Question

The distance from the origins of centers of three circles ${x^2} + {y^2} - 2\lambda x = {c^2}$ (where $c$ is a constant and $\lambda $ is a variable ) are in geometrical progression; prove that the lengths of the tangents drawn to them from any point on the circle ${x^2} + {y^2} - {c^2} = 0$ are also in geometrical progression.

Answer 1

Hint:In this question let the tangents are drawn at any point ${\text{P}}\left( {h,k} \right)$ on ${x^2} + {y^2} - {c^2} = 0$ to all the three circles $\therefore {h^2} + {k^2} - {c^2} = 0$.

Complete step-by-step answer:
Given circles are,
${x^2} + {y^2} - 2{\lambda _1}x - {c^2} = 0$....take this as equation $(1)$
${x^2} + {y^2} - 2{\lambda _2}x - {c^2} = 0$....take this as equation $(2)$
${x^2} + {y^2} - 2{\lambda _3}x - {c^2} = 0$....take this as equation as $(3)$
Consider the distance from origin of centers are ${\lambda _1}$, ${\lambda _2}$ and ${\lambda _3}$
If a,b and c are in G.P then we can write $b^2=ac$
Similarly ${\lambda _1}$, ${\lambda _2}$ and ${\lambda _3}$ are in G.P as they given in question ,we can write
${\lambda _2}^2 = {\lambda _1}{\lambda _3}$
Let the tangents are drawn at any point ${\text{P}}\left( {h,k} \right)$ on ${x^2} + {y^2} - {c^2} = 0$ to all the three circles
$\therefore {h^2} + {k^2} - {c^2} = 0$....take this as equation $(4)$
Length of tangent from ${\text{P}}\left( {h,k} \right)$ to equation $(1)$ is:
$
  {\text{P}}{{\text{T}}_1} = \sqrt {{h^2} + {k^2} - 2{\lambda _1}h - {c^2}} \\
  {\text{P}}{{\text{T}}_1} = \sqrt {{h^2} + {k^2} - {c^2} - 2{\lambda _1}h} \\
$
Substituting equation fourth we get:
$
  {\text{P}}{{\text{T}}_1} = \sqrt {0 - 2{\lambda _1}h} \\
  {\text{P}}{{\text{T}}_1} = \sqrt { - 2{\lambda _1}h} \\
  {\text{P}}{{\text{T}}_1}^2 = - 2{\lambda _1}h \\
$
Similarly length of tangent from ${\text{P}}\left( {h,k} \right)$ to equation second is:
\[{\text{P}}{{\text{T}}_2}^2 = - 2{\lambda _2}h\]
Similarly length of tangent from ${\text{P}}\left( {h,k} \right)$ to equation third is:
\[{\text{P}}{{\text{T}}_3}^2 = - 2{\lambda _3}h\]
If lengths of tangents are in geometric progression then square of their length will also be in geometric progression
\[{\text{P}}{{\text{T}}_2}^4 = {\text{P}}{{\text{T}}_1}^2 \times {\text{P}}{{\text{T}}_3}^2\]
substituting the values we get:
$
   \Rightarrow {\left( { - 2{\lambda _2}h} \right)^2} = - 2{\lambda _1}h \times - 2{\lambda _3}h \\
   \Rightarrow \lambda _2^2 = {\lambda _1}{\lambda _3} \\
$
Hence proved that their lengths are in geometric progression.

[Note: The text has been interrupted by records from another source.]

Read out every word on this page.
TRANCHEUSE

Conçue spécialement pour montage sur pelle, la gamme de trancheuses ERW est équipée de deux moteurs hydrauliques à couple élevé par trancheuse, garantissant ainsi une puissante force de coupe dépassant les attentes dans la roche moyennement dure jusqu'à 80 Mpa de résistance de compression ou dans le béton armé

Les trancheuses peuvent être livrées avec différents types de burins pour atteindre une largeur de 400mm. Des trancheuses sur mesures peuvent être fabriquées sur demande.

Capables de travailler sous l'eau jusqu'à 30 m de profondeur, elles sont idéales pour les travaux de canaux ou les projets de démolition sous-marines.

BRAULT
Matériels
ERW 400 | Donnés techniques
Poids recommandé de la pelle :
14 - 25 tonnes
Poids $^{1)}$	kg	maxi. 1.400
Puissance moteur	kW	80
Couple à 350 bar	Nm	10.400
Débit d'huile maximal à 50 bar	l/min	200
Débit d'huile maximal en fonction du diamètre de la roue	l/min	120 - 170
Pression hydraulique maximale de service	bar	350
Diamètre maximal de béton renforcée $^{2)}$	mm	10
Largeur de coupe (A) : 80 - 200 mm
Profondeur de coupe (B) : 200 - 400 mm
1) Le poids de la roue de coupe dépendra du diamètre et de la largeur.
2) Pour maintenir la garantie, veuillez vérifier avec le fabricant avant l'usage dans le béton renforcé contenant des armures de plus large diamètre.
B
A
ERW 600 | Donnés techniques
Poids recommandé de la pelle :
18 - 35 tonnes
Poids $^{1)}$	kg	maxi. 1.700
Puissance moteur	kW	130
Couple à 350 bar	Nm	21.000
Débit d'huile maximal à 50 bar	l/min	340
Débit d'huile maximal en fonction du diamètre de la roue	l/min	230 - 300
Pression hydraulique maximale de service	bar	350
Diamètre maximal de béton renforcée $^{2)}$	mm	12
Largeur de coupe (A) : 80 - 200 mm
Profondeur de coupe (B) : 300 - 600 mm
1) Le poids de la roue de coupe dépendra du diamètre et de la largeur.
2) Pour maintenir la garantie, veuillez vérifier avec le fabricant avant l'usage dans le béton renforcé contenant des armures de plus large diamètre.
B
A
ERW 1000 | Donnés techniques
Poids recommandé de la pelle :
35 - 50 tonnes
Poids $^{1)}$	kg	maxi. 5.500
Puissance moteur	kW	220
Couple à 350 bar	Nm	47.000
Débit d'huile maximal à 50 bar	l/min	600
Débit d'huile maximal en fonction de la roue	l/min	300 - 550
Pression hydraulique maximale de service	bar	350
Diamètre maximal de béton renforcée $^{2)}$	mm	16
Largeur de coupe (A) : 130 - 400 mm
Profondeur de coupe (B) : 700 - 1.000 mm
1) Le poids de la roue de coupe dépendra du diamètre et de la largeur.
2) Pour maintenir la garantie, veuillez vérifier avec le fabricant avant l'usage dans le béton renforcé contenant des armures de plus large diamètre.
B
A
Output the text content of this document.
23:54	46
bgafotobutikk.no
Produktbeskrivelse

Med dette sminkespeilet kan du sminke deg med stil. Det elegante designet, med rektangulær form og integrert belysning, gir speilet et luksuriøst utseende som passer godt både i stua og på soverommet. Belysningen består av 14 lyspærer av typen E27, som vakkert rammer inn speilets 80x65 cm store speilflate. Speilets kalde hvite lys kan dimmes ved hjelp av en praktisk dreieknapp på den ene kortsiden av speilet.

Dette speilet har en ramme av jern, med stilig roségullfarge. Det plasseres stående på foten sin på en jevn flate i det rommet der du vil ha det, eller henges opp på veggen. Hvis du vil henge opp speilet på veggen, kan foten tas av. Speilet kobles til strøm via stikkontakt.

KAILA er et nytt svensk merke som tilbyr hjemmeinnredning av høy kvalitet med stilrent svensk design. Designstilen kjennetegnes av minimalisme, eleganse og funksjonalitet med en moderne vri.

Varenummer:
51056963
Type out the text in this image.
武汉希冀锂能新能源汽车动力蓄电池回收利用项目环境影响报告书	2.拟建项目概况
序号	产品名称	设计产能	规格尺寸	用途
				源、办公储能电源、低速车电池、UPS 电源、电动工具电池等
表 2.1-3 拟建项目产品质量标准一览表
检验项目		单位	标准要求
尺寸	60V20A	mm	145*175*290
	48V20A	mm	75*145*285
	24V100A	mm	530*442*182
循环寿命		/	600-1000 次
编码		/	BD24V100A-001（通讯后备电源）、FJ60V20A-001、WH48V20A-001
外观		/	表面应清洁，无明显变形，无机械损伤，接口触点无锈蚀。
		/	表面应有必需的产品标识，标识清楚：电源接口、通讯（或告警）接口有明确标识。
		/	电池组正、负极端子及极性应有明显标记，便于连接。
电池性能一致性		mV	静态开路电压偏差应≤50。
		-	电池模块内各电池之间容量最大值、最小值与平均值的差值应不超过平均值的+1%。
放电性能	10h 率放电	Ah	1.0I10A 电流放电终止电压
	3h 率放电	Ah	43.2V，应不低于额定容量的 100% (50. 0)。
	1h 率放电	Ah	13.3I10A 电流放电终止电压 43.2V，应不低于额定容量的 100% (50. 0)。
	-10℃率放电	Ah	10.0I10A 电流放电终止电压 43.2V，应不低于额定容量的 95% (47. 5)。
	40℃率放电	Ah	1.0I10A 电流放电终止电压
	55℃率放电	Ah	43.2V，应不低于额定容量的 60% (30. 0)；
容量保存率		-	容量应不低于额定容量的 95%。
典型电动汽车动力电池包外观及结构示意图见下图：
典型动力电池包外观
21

Note:- Here we considered the distance from origin of centers are ${\lambda _1}$, ${\lambda _2}$ and ${\lambda _3}$ and the length of tangent from point ${\text{P}}\left( {h,k} \right)$ to equation first is calculated to be \[ - 2{\lambda _1}h\] similarly for equation second and third is \[ - 2{\lambda _2}h\] and \[ - 2{\lambda _3}h\] since the lengths of tangents are in geometric progression then square of their length will also be in geometric progression therefore \[{\text{P}}{{\text{T}}_2}^4 = {\text{P}}{{\text{T}}_1}^2 \times {\text{P}}{{\text{T}}_3}^2\] after substituting the values we got \[\lambda _2^2 = {\lambda _1}{\lambda _3}\], hence proved that their lengths are in geometric progression.